Bien que la formule employée ‘principe de l'égalité des rémunérations’ puisse paraître trop générale et le terme même de ‘principe’ peu concret dans sa portée, le but de la règle est, cependant, clair: éviter, en matière de rétribution, toute discrimination au détriment de la femme.

On pourrait objecter que, même si l'article 119 définit le concept de rétribution aux fins de l'égalité, la définition qu'il en donne n'est pas exhaustive au point d'exclure toute incertitude quant à la portée précise de la règle.
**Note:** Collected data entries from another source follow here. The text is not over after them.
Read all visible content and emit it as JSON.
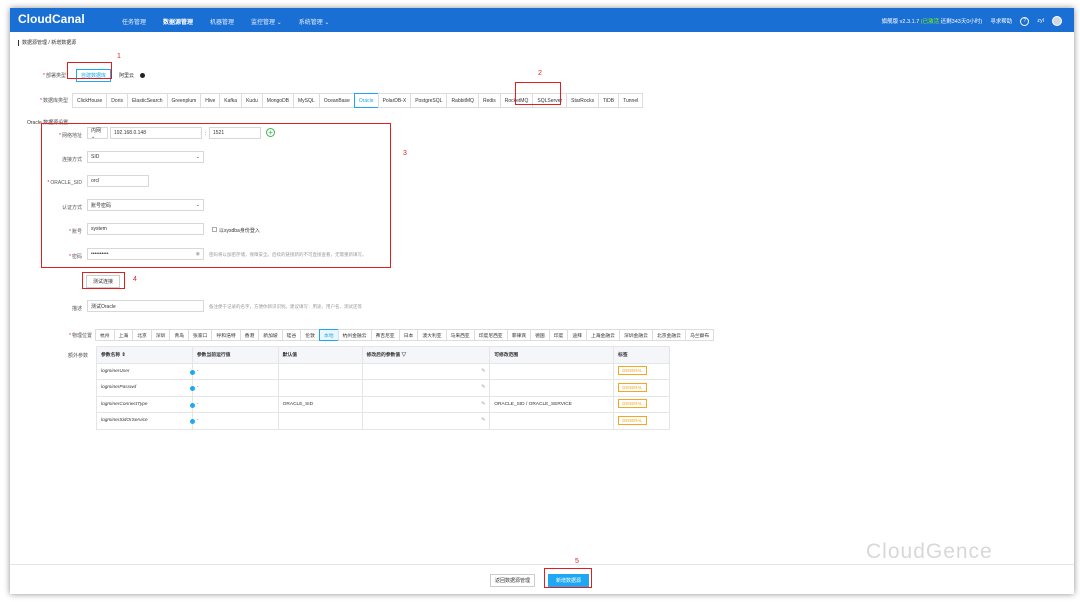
{
  "header": {
    "logo": "CloudCanal",
    "nav": [
      "任务管理",
      "数据源管理",
      "机器管理",
      "监控管理 ⌄",
      "系统管理 ⌄"
    ],
    "version": "旗舰版 v2.3.1.7",
    "status": "(已激活",
    "trial": "还剩343天0小时)",
    "help": "寻求帮助",
    "help_icon": "?",
    "user": "zyl"
  },
  "breadcrumb": [
    "数据源管理",
    "新增数据源"
  ],
  "form": {
    "deploy_label": "部署类型",
    "deploy_options": [
      "自建数据库",
      "阿里云"
    ],
    "dbtype_label": "数据库类型",
    "db_types": [
      "ClickHouse",
      "Doris",
      "ElasticSearch",
      "Greenplum",
      "Hive",
      "Kafka",
      "Kudu",
      "MongoDB",
      "MySQL",
      "OceanBase",
      "Oracle",
      "PolarDB-X",
      "PostgreSQL",
      "RabbitMQ",
      "Redis",
      "RocketMQ",
      "SQLServer",
      "StarRocks",
      "TiDB",
      "Tunnel"
    ],
    "selected_db": "Oracle",
    "section_title": "Oracle 数据源设置",
    "network_label": "网络地址",
    "network_type": "内网 ⌄",
    "host": "192.168.0.148",
    "port": "1521",
    "conn_label": "连接方式",
    "conn_value": "SID",
    "sid_label": "ORACLE_SID",
    "sid_value": "orcl",
    "auth_label": "认证方式",
    "auth_value": "账号密码",
    "account_label": "账号",
    "account_value": "system",
    "sysdba": "以sysdba身份登入",
    "password_label": "密码",
    "password_value": "••••••••••",
    "password_hint": "密码将以加密存储，保障安全。后续的链接新的不可直接查看，无需重新填写。",
    "test_btn": "测试连接",
    "desc_label": "描述",
    "desc_value": "测试Oracle",
    "desc_hint": "备注便于记录的名字，方便你辨识识别。建议填写：用途、用户名、测试还等",
    "region_label": "物理位置",
    "regions": [
      "杭州",
      "上海",
      "北京",
      "深圳",
      "青岛",
      "张家口",
      "呼和浩特",
      "香港",
      "新加坡",
      "硅谷",
      "伦敦",
      "本地",
      "杭州金融云",
      "弗吉尼亚",
      "日本",
      "澳大利亚",
      "马来西亚",
      "印度尼西亚",
      "菲律宾",
      "德国",
      "印度",
      "迪拜",
      "上海金融云",
      "深圳金融云",
      "北京金融云",
      "乌兰察布"
    ],
    "selected_region": "本地",
    "extra_label": "额外参数"
  },
  "params_table": {
    "headers": [
      "参数名称 ⇕",
      "参数当前运行值",
      "默认值",
      "修改后的参数值 ▽",
      "可修改范围",
      "标签"
    ],
    "rows": [
      {
        "name": "logminerUser",
        "current": "-",
        "default": "",
        "range": "",
        "tag": "GENERAL"
      },
      {
        "name": "logminerPasswd",
        "current": "-",
        "default": "",
        "range": "",
        "tag": "GENERAL"
      },
      {
        "name": "logminerConnectType",
        "current": "-",
        "default": "ORACLE_SID",
        "range": "ORACLE_SID / ORACLE_SERVICE",
        "tag": "GENERAL"
      },
      {
        "name": "logminerSidOrService",
        "current": "-",
        "default": "",
        "range": "",
        "tag": "GENERAL"
      }
    ]
  },
  "footer": {
    "back_btn": "返回数据源管理",
    "submit_btn": "新增数据源"
  },
  "annotations": [
    "1",
    "2",
    "3",
    "4",
    "5"
  ],
  "watermark": "CloudGence",
  "colors": {
    "topbar": "#1a6fd4",
    "accent": "#1ea7f2",
    "annotation": "#e02020",
    "tag": "#f5a623"
  }
}
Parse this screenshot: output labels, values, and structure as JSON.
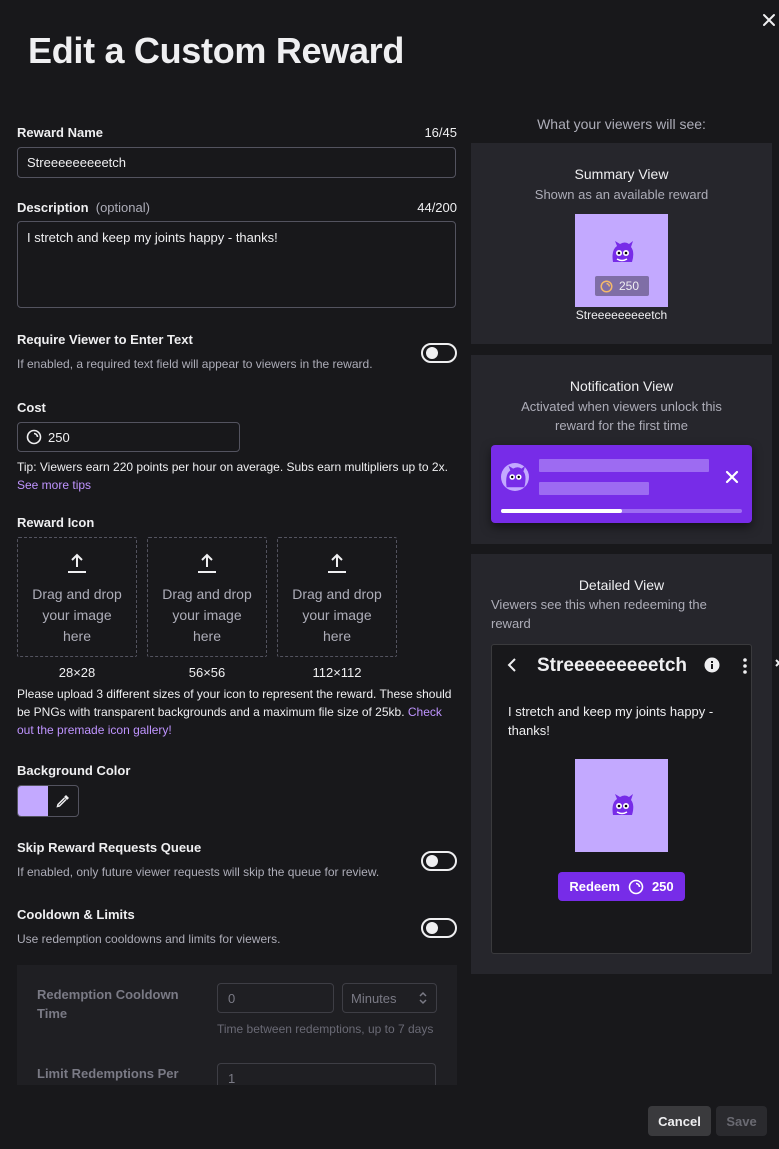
{
  "dialog": {
    "title": "Edit a Custom Reward"
  },
  "reward_name": {
    "label": "Reward Name",
    "counter": "16/45",
    "value": "Streeeeeeeeetch"
  },
  "description": {
    "label": "Description",
    "optional": "(optional)",
    "counter": "44/200",
    "value": "I stretch and keep my joints happy - thanks!"
  },
  "require_text": {
    "label": "Require Viewer to Enter Text",
    "help": "If enabled, a required text field will appear to viewers in the reward.",
    "enabled": false
  },
  "cost": {
    "label": "Cost",
    "value": "250",
    "tip": "Tip: Viewers earn 220 points per hour on average. Subs earn multipliers up to 2x.",
    "tip_link": "See more tips"
  },
  "reward_icon": {
    "label": "Reward Icon",
    "drop_text": "Drag and drop your image here",
    "sizes": [
      "28×28",
      "56×56",
      "112×112"
    ],
    "help": "Please upload 3 different sizes of your icon to represent the reward. These should be PNGs with transparent backgrounds and a maximum file size of 25kb.",
    "help_link": "Check out the premade icon gallery!"
  },
  "background_color": {
    "label": "Background Color",
    "value": "#c3a9ff"
  },
  "skip_queue": {
    "label": "Skip Reward Requests Queue",
    "help": "If enabled, only future viewer requests will skip the queue for review.",
    "enabled": false
  },
  "cooldown": {
    "label": "Cooldown & Limits",
    "help": "Use redemption cooldowns and limits for viewers.",
    "enabled": false,
    "redemption_cooldown_label": "Redemption Cooldown Time",
    "redemption_cooldown_value": "0",
    "unit": "Minutes",
    "cooldown_help": "Time between redemptions, up to 7 days",
    "limit_label": "Limit Redemptions Per",
    "limit_value": "1"
  },
  "preview": {
    "heading": "What your viewers will see:",
    "summary": {
      "title": "Summary View",
      "subtitle": "Shown as an available reward",
      "cost": "250",
      "name": "Streeeeeeeeetch"
    },
    "notification": {
      "title": "Notification View",
      "subtitle": "Activated when viewers unlock this reward for the first time",
      "progress": 0.5
    },
    "detailed": {
      "title": "Detailed View",
      "subtitle": "Viewers see this when redeeming the reward",
      "name": "Streeeeeeeeetch",
      "description": "I stretch and keep my joints happy - thanks!",
      "redeem_label": "Redeem",
      "cost": "250"
    }
  },
  "footer": {
    "cancel": "Cancel",
    "save": "Save"
  },
  "colors": {
    "accent": "#772ce8",
    "tile_bg": "#c3a9ff",
    "link": "#bf94ff"
  }
}
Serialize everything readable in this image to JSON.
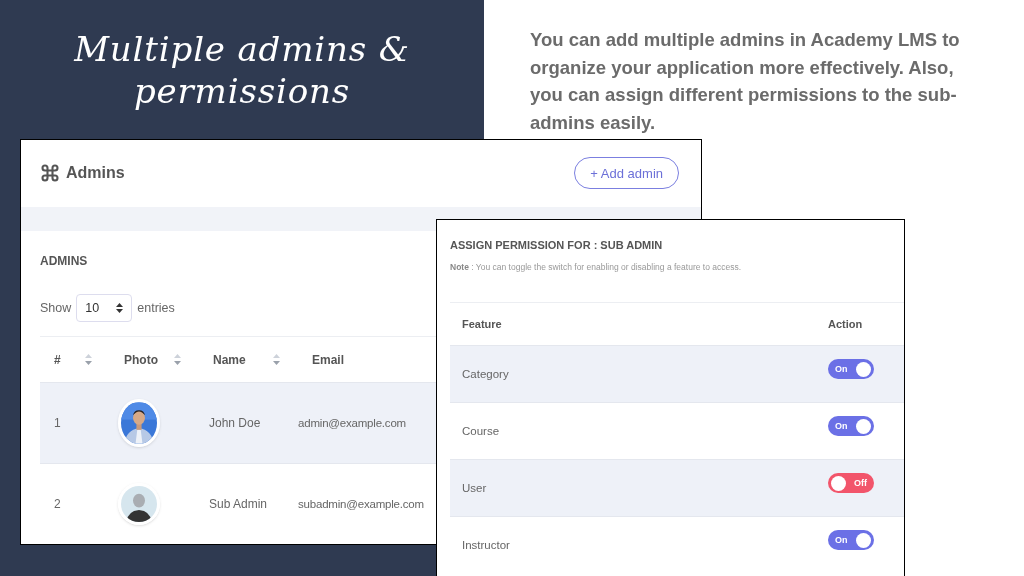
{
  "slide": {
    "title": "Multiple admins & permissions",
    "description": "You can add multiple admins in Academy LMS to organize your application more effectively. Also, you can assign different permissions to the sub-admins easily."
  },
  "admins_window": {
    "title": "Admins",
    "add_button": "+ Add admin",
    "section_title": "ADMINS",
    "show_label": "Show",
    "page_size": "10",
    "entries_label": "entries",
    "columns": [
      {
        "label": "#",
        "sortable": true
      },
      {
        "label": "Photo",
        "sortable": true
      },
      {
        "label": "Name",
        "sortable": true
      },
      {
        "label": "Email",
        "sortable": false
      }
    ],
    "rows": [
      {
        "number": "1",
        "name": "John Doe",
        "email": "admin@example.com",
        "highlighted": true
      },
      {
        "number": "2",
        "name": "Sub Admin",
        "email": "subadmin@example.com",
        "kind": "silhouette",
        "highlighted": false
      }
    ]
  },
  "permissions_window": {
    "title": "ASSIGN PERMISSION FOR : SUB ADMIN",
    "note_label": "Note",
    "note": " : You can toggle the switch for enabling or disabling a feature to access.",
    "columns": [
      "Feature",
      "Action"
    ],
    "features": [
      {
        "name": "Category",
        "on": true,
        "switch_label": "On"
      },
      {
        "name": "Course",
        "on": true,
        "switch_label": "On"
      },
      {
        "name": "User",
        "on": false,
        "switch_label": "Off"
      },
      {
        "name": "Instructor",
        "on": true,
        "switch_label": "On"
      }
    ]
  }
}
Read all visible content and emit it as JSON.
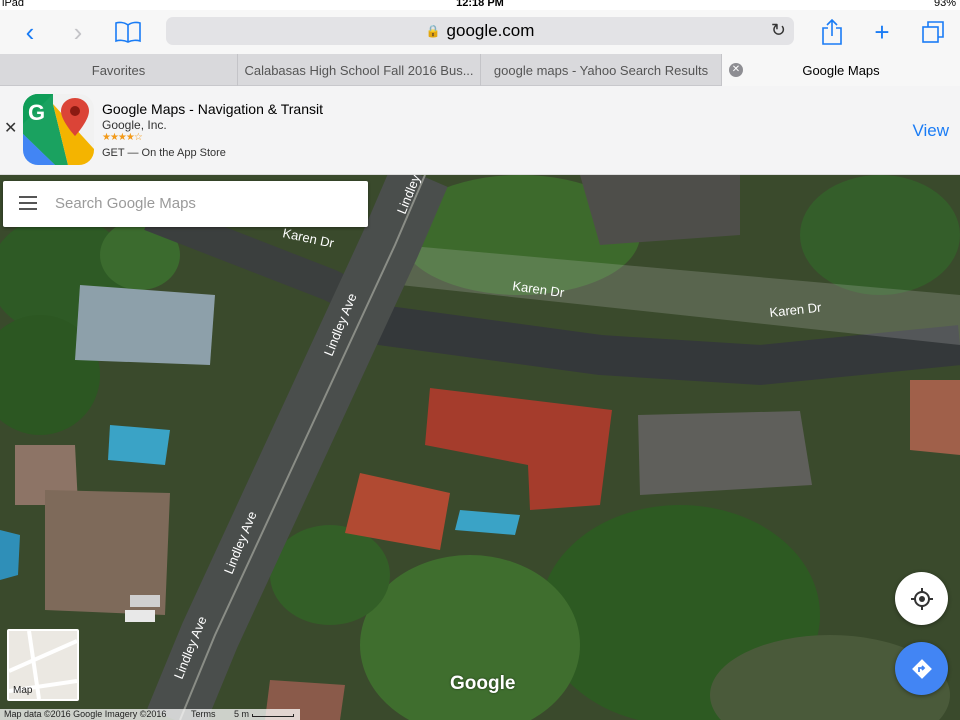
{
  "status": {
    "device": "iPad",
    "time": "12:18 PM",
    "battery": "93%"
  },
  "browser": {
    "url": "google.com",
    "tabs": [
      {
        "label": "Favorites"
      },
      {
        "label": "Calabasas High School Fall 2016 Bus..."
      },
      {
        "label": "google maps - Yahoo Search Results"
      },
      {
        "label": "Google Maps"
      }
    ]
  },
  "banner": {
    "app_name": "Google Maps - Navigation & Transit",
    "publisher": "Google, Inc.",
    "rating_stars": "★★★★☆",
    "get_text": "GET — On the App Store",
    "view_label": "View"
  },
  "map": {
    "search_placeholder": "Search Google Maps",
    "street_labels": [
      "Karen Dr",
      "Karen Dr",
      "Karen Dr",
      "Lindley Ave",
      "Lindley Ave",
      "Lindley Ave",
      "Lindley Ave"
    ],
    "map_toggle_label": "Map",
    "logo_text": "Google",
    "footer": {
      "data": "Map data ©2016 Google Imagery ©2016",
      "terms": "Terms",
      "scale": "5 m"
    }
  },
  "colors": {
    "accent": "#1a7cf5",
    "directions": "#4285f4"
  }
}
Toutefois, votre jurisprudence ne considère pas comme un obstacle à la reconnaissance de l'efficacité directe d'une règle, le fait que les notions qu'elle énonce requièrent une interprétation par le juge national, lequel pourra utiliser notamment la procédure visée à l'article 177 du traité (Voir arrêt dans l'affaire no 27-67, Fink-Frucht, Recueil 1968, p. 297; et dans l'affaire no 41-74, Van Duyn, Recueil 1974, p. 1337).

Quant à la définition de la notion de ‘même travail’, du reste déjà précisée en partie par l'alinéa 3 de l'article 119 (qui, en plus de l'expression ‘même travail’ pour le travail payé à la tâche, se réfère aussi au ‘même poste de travail’ pour le travail payé à temps), il ne faut pas en exagérer l'importance pour l'application de l'article en question.

On a observé justement que l'article 119 ‘n'entendait pas fixer quand des hommes et des femmes accomplissent un même travail, mais seulement éviter que l'on tienne compte du sexe du travailleur dans la détermination du salaire. Que le travail soit le même ou différent est une question de fait qui doit être constatée dans chaque cas concret, pour les fonctions attribuées à l'un et à l'autre sujet, et qui ne peut pas faire l'objet d'une détermination a priori, de même que l'on ne détermine pas a priori l'indemnité du travail de deux hommes auxquels est accordée la même rémunération’ (Levi Sandri, dans Commentario CEE, Vol. II, p. 956).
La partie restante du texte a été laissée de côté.